Sunday, September 29, 2019

A Meta- Archive: An honor role for anthropology


I have been ask What approaches seem most promising for capturing our anthropological legacy ?  Aren't the many new special communities in the AAA a step in that direction?

I can see the particular value of a” closer-knit sphere” of like minded individuals might offer an opportunity for individuals to promote themselves within the group. But I feel this is short term thinking and only encourages further fragmentation in what is supposed to be the science of man. I am arguing for a meta-archive that aggregates the individual memories of a colleague and points to the sources that might reveal something significant about the individual’s career and/or validation it.

My focus is the establishment of a biographical, or obituary, site for the older generation to share the memories of their careers in anthropology and how they got there. But more than that, a place where others can also share their memories of the individual, and how they were influenced by or may have influenced the subject. This site would be used to comment on one’s personal thoughts about how one’s mentors, students, and personal experience have affected them and their careers. These  memories would not necessarily be part of a “official” record of the subject, rather provide context for the subject's life.

Such a Meta-Archive is where future generations could look for historical insight into a particular anthropologist’s development and his/her perspective. Studied collectively, these insights become the auto-ethnography of our discipline.

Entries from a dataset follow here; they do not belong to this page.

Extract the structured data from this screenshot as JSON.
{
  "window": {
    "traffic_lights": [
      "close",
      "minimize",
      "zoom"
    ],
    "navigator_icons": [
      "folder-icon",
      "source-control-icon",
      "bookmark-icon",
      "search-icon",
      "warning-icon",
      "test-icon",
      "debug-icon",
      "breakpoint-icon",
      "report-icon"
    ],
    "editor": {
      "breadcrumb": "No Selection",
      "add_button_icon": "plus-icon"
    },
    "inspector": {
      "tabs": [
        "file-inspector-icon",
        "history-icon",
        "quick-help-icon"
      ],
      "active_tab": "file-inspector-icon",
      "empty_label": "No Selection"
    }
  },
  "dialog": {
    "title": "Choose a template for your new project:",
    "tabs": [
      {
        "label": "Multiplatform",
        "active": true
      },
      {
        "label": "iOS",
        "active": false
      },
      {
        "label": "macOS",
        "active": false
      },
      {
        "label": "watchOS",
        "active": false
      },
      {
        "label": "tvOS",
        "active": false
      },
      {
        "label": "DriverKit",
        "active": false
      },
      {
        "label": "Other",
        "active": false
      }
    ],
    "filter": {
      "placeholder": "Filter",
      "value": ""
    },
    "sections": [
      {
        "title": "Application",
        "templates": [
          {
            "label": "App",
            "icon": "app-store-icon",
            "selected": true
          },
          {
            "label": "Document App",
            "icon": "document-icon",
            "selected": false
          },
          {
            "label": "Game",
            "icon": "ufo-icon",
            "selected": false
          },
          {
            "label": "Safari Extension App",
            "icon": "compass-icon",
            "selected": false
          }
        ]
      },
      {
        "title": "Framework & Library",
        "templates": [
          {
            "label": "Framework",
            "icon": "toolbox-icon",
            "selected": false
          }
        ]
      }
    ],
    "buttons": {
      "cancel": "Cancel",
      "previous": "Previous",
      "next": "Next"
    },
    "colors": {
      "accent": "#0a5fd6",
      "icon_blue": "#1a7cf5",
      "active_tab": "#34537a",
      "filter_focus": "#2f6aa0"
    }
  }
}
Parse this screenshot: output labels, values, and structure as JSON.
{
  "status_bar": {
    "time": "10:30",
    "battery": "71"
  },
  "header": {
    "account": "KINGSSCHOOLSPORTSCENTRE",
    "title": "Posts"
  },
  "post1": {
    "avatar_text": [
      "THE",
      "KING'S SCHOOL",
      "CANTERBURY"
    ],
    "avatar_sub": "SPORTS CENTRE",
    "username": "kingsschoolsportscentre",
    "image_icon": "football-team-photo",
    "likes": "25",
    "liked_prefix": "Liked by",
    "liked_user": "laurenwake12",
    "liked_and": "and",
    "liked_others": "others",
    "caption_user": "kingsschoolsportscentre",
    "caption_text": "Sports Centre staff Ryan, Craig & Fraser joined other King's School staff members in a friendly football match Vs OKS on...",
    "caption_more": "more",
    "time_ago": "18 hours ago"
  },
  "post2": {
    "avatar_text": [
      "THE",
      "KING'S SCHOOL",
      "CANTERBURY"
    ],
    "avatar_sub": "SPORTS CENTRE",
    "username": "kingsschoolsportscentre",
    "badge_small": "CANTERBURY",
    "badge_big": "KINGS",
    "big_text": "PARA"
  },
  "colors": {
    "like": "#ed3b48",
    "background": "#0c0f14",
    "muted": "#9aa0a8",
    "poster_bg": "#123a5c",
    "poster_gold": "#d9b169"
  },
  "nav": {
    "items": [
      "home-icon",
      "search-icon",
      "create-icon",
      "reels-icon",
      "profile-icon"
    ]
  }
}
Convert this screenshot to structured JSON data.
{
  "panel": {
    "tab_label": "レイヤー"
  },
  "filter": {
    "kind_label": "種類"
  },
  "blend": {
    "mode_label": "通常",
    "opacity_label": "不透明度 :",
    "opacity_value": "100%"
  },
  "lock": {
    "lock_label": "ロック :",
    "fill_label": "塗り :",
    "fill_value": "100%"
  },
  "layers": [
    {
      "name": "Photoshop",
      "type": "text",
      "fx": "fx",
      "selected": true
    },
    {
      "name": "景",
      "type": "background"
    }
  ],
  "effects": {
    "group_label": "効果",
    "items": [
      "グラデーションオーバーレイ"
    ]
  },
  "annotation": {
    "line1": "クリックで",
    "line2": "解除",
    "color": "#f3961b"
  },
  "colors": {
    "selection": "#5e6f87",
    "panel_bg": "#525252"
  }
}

I am not calling for a central physical archive per se, instead I would like to see a centralized data base where one could go and begin their research into the life and contributions of individual anthropologists. It would be a database irrespective of the individual’s institutional affiliations or career orientation. It would incorporate the advantages of the internet and search engines. Such a database exists, albeit rather primitive. This is the Wikipedia List of Anthropologists.

One of the principle problems we face as a discipline is authenticity. Presently there is no authority nor requirement that determines who is and who is not an anthropologist. There are many who hold the degree but don’t identify with the profession. And there are many who identify with the profession but have little or no affiliation with any of the formal anthropological institutions. 

To use myself as an example, I have played in both roles at different times in my life. I hold the formal degrees in anthropology, BA, MA, and PhD. I have done research and taught at the University and cross-culturally. But much of that research has been proprietary as opposed to academic. Most of  of the academic teaching has been in business program as temporary or adjunct.  Yet, I feel that I am and have been applying the anthropological perspective throughout my adult life.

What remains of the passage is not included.